学校警備員をしていた頃 その39

 以前、学校警備の仕事をしてた頃のことについて振り返って思い出せることを書いています。
※ 最初から読みたい方は、学校警備員をしていた頃から読むことをおすすめします。
※ ひとつ前の話→学校警備員をしていた頃 その38

 「パト車の連中はくそ」 
 パト車というのは、自治体から依頼を受けた警備会社が行っている防犯パトロール事業で、自分が所属していた支社の業務にも含まれていた。二人一組で屋根の上に回転灯が取り付けられた車に乗って、決まられた範囲を走行するのが仕事である。
 パト車については、これはこれで運営の難しさがあり、時々トラブルも起きているようだった。
 自治体の雇用対策事業なので、今まで職にあぶれていた人でないとレギュラーでこの仕事につくことはできない。だから、一般常識に欠けている「困ったちゃん」が来る可能性も高い。
 一番困るのは、夜勤で勤務中に寝てしまう人だ。
 聞いた話では、運転していて交差点の手前で信号が赤で停止している間に寝てしまい、青になったので助手席の人が起こすと、交差点を渡ってすぐにまたストップして再び寝てしまう人がいたそうだ。
 その時助手席にいた人が「あの人は事故を起こしそうで怖いから嫌だ」と言い出して、ペアは交代になった。新しく、その寝てしまう人と一緒になった人は、特に表だって文句も言わず仕事を続けていて、「よく続いている」と事情を知っている人は感心している。
 うまく寝かさないような方法を見つけたのだろうか。それとも、その「怖い人」も慣れてきたらあまり寝なくなったのだろうか。そのへんの事情は、わからない。
 私がピンチヒッターで夜勤に入った時にも、眠くなると、道端に車を止めて1時間くらい仮眠をとる人がいた。聞いてみると、この仕事の夜勤に入っている人は、昼間は別の仕事をしていて睡眠時間がとても少ない、という人もけっこういるようだった。家族がいて、お金を稼がなくてはいけないからやむを得ずそうしているのだろう。でも、この人の場合は運転しながら寝てしまうようなことは一切なく、「怖い」という感じではなかった。
 それから、突然「明日からやめます」と言い出した人もいたそうだ。そして、「年休が残っているぶん明日から取らしてください」と主張したらしい。
 それと、日曜などにイベントがあって「人が足りないから出てください」と言っても全然協力してくれない人が多いそうだ。

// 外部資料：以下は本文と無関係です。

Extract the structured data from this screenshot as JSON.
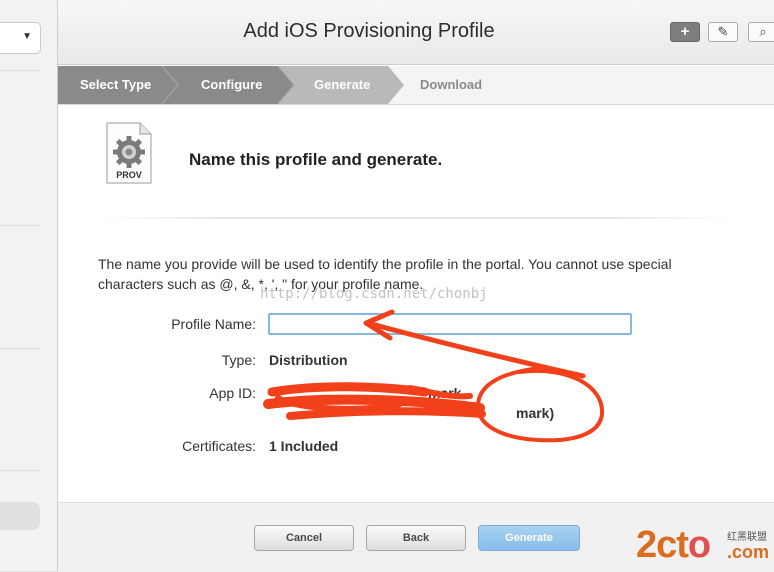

 こういったことに対して、内勤者は怒っている。現任研修の時にたまたまこの話になった時、内勤の舛添さんは「パト車の連中はクソ」なんて言いながら、一通りこういった「パト車の連中」の困った点について説明し、「こんなことだから、今まで失業していたんだ」と言い放つと、その場にいた人はみんなうなずいていた。
 でも、パト車の仕事をしている人から見れば、自治体の予算が打ち切られたらすぐに失業してしまうといういつまで働けるかわからない職場なので、次の仕事が決まれば「明日から辞めます」と言いたくもなるのだろう。と言うか、そうせざるを得ない事情があるのだろう。
 まあ、気持ちや事情はわかるような気がする。が、内勤者から見れば「常識がない奴らだ」となるのも無理はない。
 結局どっちもどっちで、貧困を生み出す社会の仕組みが根本的な問題である。ということなのだろうか。